Call for Roche to lower Kadcyla price further after NICE rejection
NICE has rejected Roche's breast cancer treatment Kadcyla for a second time, saying its benefits do not justify its price, even after a discount from the manufacturer.
The decision has been called 'disastrous' by UK charity Breast Cancer Now, which has called on NICE and Roche to find a solution to the problem. It believes this should include a further price cut from the pharmaceutical company.
Kadcyla (trastuzumab emtansine) is currently paid for in England through the Cancer Drugs Fund (CDF), but now faces seeing all funding removed if a final agreement cannot be reached.
NICE says Kadcyla costs around £90,000 for a typical course of treatment, much higher than other breast cancer treatments. However, Roche has maintained that this price estimate is inflated. It has also offered numerous discounts, however confidential arrangements mean the actual price cannot be revealed.
The breast cancer drug has been at the centre of great controversy, after NICE first rejected the drug back in August 2014, and with the cost effectiveness body directly criticising Roche for the treatment's high price.
Kadcyla is among a raft of drugs on the CDF that NICE is current reviewing - either approving them for routine use or cutting off funding entirely. While new deals on other high cost cancer drugs have been agreed in the last few months, Kadcyla looks to have missed out again.
This is only first draft guidance, but the document will make grim reading for patients who hope to receive the drug, and for Roche, which has already offered a discount.
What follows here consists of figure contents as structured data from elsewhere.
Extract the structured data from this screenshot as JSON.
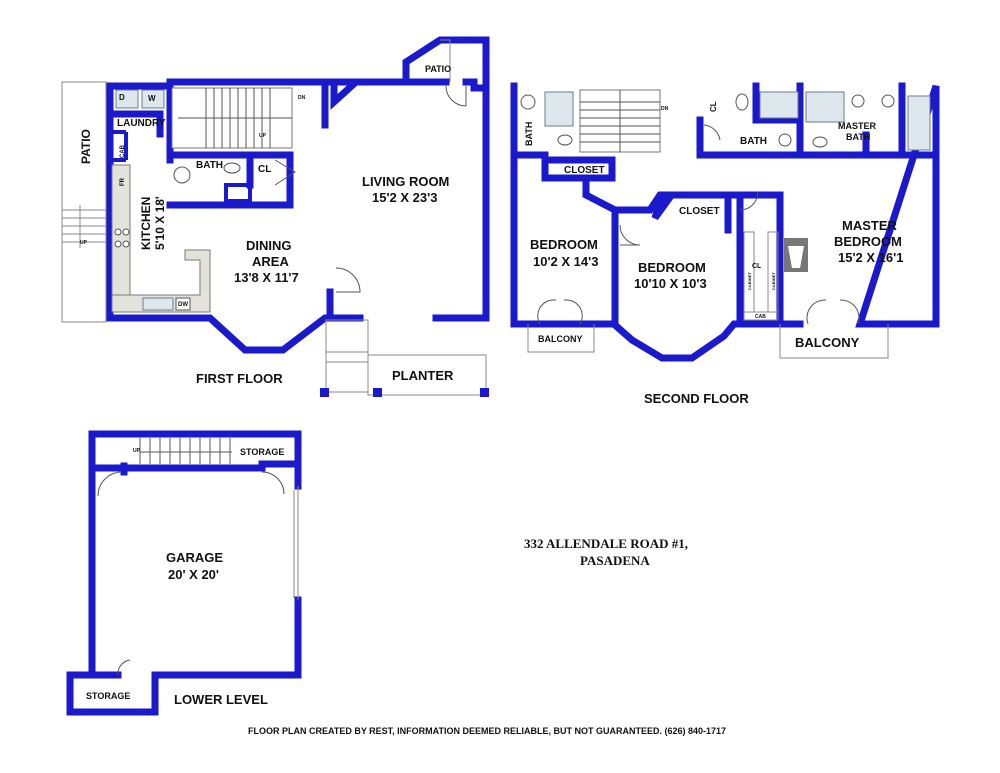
{
  "floors": {
    "first": "FIRST FLOOR",
    "second": "SECOND FLOOR",
    "lower": "LOWER LEVEL"
  },
  "rooms": {
    "patio_side": "PATIO",
    "patio_top": "PATIO",
    "laundry": "LAUNDRY",
    "kitchen_name": "KITCHEN",
    "kitchen_dim": "5'10 X 18'",
    "dining_l1": "DINING",
    "dining_l2": "AREA",
    "dining_dim": "13'8 X 11'7",
    "living_name": "LIVING ROOM",
    "living_dim": "15'2 X 23'3",
    "bath1": "BATH",
    "cl1": "CL",
    "planter": "PLANTER",
    "bath_up": "BATH",
    "closet1": "CLOSET",
    "bedroom1_name": "BEDROOM",
    "bedroom1_dim": "10'2 X 14'3",
    "balcony1": "BALCONY",
    "bedroom2_name": "BEDROOM",
    "bedroom2_dim": "10'10 X 10'3",
    "closet2": "CLOSET",
    "bath2": "BATH",
    "cl2": "CL",
    "master_bath_l1": "MASTER",
    "master_bath_l2": "BATH",
    "master_name_l1": "MASTER",
    "master_name_l2": "BEDROOM",
    "master_dim": "15'2 X 16'1",
    "balcony2": "BALCONY",
    "cl3": "CL",
    "cabinet": "CABINET",
    "cab": "CAB",
    "garage_name": "GARAGE",
    "garage_dim": "20' X 20'",
    "storage1": "STORAGE",
    "storage2": "STORAGE"
  },
  "small": {
    "dryer": "D",
    "washer": "W",
    "cab": "CAB",
    "fridge": "FR",
    "dishwasher": "DW",
    "up": "UP",
    "dn": "DN"
  },
  "address": {
    "line1": "332 ALLENDALE ROAD #1,",
    "line2": "PASADENA"
  },
  "footer": "FLOOR PLAN CREATED BY REST, INFORMATION DEEMED RELIABLE, BUT NOT GUARANTEED. (626) 840-1717"
}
Roche and others have the chance to submit comments, ahead of a final committee meeting in February.
The drug consists of the cancer-targeting antibody, trastuzumab – the active ingredient in Roche's Herceptin – armed with a cytotoxic compound, emtansine.
Kadcyla is licensed to treat HER2-positive breast cancer which has spread to other parts of the body, cannot be surgically removed and has stopped responding to initial treatment.
Around 1,200 people with HER2-positive, unresectable, metastatic breast cancer would be eligible to receive trastuzumab emtansine if it were to be recommended.
NICE's appraisal committee looked at new data showing people taking trastuzumab emtansine could live up to nine months longer than those taking the alternative, Novartis' Tyverb (lapatinib) plus capecitabine.
The data included an additional two years of follow-up data from the phase 3 EMILIA trial, which was used to calculate survival.
It also considered a revised patient access scheme. The scheme would have involved the NHS paying the list price for the first 14 months of treatment for each patient, after which the company would rebate the cost of any subsequent treatment.
But even though NICE considered the drug to be an end-of-life treatment, the cost per Quality Adjusted Life Year gained was far in excess of the body's cost-effectiveness thresholds.
Professor Carole Longson, director of the centre for health technology evaluation at NICE, said: “The reality is that the price of trastuzumab emtansine is currently too high in relation to the benefits it gives for it to be recommended for routine commissioning in the NHS, even taking into account the end of life criteria and the patient access scheme.”
The ruling will be a setback for Roche if NICE cannot be swayed. Just last month NICE and the company came to an agreement on its other newer breast cancer treatment, Perjeta. This was achieved after Roche offered a price discount, while NICE accepted that a key endpoint of Roche's clinical trials, pathological complete response (pCR) was likely to be associated with longer survival for patients.
Breast Cancer Now has launched its own petition, demanding that NICE and Roche find an agreement that keeps Kadcyla available for patients in England.
Baroness Delyth Morgan, chief executive at Breast Cancer Now said: "This disastrous decision is a huge setback for the treatment of advanced breast cancer. Kadcyla offers significant and precious extra time for women with incurable cancer in great need of hope, and we mustn't let it slip away."
Baroness Morgan said responsibility lay on both sides, and criticised 'reckless brinkmanship' for putting access to the drug at risk.
"We welcome that Roche have offered a substantial discount, but they must now lower their price even further. However, NICE's decision to use a comparator drug to calculate the cost-effectiveness of Kadcyla that is not even available to patients is wholly inappropriate and must be reconsidered. We believe that, had an appropriate comparator drug been selected, the discounted price may have seen Kadcyla fall within the cost-effectiveness threshold."
The new petition won't be the first focused on Kadcyla - in October 2015, another petition had called on Roche to lower the drug's price, gathering more than 42,000 signatures.